Inflations-Unsicherheit steigt
EZB setzt auf das Prinzip Hoffnung
Die EZB setzt zu Beginn der Zinspause auf das Prinzip Hoffnung. Sie verweist auf die sich abkühlende Konjunktur, die ihr Luft gebe, mit weiteren Zinserhöhungen abzuwarten. Wir meinen weiterhin, dass die EZB damit der Inflation weitere Luft lässt, sich auf erhöhtem Niveau festzusetzen. Denn die Inflationsrate in Europa bleibt nach wie vor zu hoch (akt. 5,3%). Die beiden Schwergewichte Deutschland (6,5%) und Italien (6,3%) liegen weit über dem angepeilten Ziel.
Es ist zwar richtig beobachtet, dass die bereits getätigten Zinserhöhungen wirken.
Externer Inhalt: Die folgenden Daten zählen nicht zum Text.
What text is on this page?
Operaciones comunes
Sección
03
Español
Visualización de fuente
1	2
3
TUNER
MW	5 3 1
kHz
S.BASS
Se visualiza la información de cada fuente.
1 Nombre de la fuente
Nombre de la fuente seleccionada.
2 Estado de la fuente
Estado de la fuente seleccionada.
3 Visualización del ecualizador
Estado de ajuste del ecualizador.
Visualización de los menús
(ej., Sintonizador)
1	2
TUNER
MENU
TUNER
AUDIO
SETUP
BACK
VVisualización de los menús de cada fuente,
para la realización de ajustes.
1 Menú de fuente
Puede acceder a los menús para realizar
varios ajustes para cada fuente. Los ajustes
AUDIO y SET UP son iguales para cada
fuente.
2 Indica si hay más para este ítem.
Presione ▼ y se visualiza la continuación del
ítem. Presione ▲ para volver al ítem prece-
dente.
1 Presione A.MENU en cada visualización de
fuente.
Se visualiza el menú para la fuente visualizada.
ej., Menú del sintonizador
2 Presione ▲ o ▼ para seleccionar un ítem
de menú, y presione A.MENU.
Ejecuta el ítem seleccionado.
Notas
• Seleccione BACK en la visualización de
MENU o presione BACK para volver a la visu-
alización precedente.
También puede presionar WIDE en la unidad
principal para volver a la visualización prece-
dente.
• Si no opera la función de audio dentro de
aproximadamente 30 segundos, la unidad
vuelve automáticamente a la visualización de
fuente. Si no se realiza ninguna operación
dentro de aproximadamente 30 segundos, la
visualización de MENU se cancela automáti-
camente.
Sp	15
Insbesondere am Kreditmarkt werden die Auswirkungen bereits sichtbar und streuen ihre Wirkungen in die Konjunktur, z.B. in den Immobilienmarkt, der in Deutschland geradezu einbricht.
Die Hoffnung stirbt zuletzt
Die Inflationsrate wird aber dadurch - wider das Erwarten der "Geldhüter" - nicht deutlich fallen. Denn unterliegende Preistreiber bleiben stark. Die Rohstoffpreise bleiben hoch, Energie wird in den nächsten Winter-Monaten wieder teurer werden. Das zeigt sich bereits beim Öl- und Gaspreis. Arbeitskräfte bleiben strukturell Mangelware, selbst bei eine abkühlenden Konjunktur. Denn viele Unternehmen werden Entlassungen angesichts des Fachkräftemangels und der demographischen Aussichten nur als letztes Mittel in Betracht ziehen. Der Preisdruck bleibt auch hier also eher hoch.
Die Frage ist, was die Börsen aus der Konstellation machen. Wir erwarten nicht, dass die Zinspause die zähe Seitwärtsphase bei Dax und Dow beenden wird. Denn die meisten Anleger bekommen von den Notenbanken geliefert, was sie erwartet haben. Das zeigt auch der Fear&Greed-Index an, der schon länger nahezu reglos im neutralen Bereich verharrt.
Unsicherheit wächst, Kursschwankungen werden zunehmen
Die Schwankungsbreite (Volatilität) dürfte zulegen. Denn die "Geldhüter" können die Märkte nicht mehr so steuern, wie bisher. Die Politik der forward guidance ("Zinspolitik mit Ansage") ist angesichts der Fahrt auf Sicht nicht mehr möglich. Zudem zeigen Blicke in die Beratungsprotokolle der Notenbanker, dass der interne Streit um den richtigen Zinskurs immer schärfer wird. Es gibt also durchaus das Potenzial für Überraschungen. Hinzu kommt das Risiko, dass die Märkte "auf dem falschen Fuß erwischt" werden. Das könnte passieren, wenn die Erwartungen baldiger Zinssenkungen enttäuscht werden.
Fazit: Die Zinspause wird keinen neuen Börsentrend auslösen. Wir gehen von zunehmender Schwankungs-Intensität aus. Im Rest des Jahres dürfte agiles taktisches Handeln Gewinne bringen. Strategisch wird es vereinzelt gute Kaufzeitpunkte geben.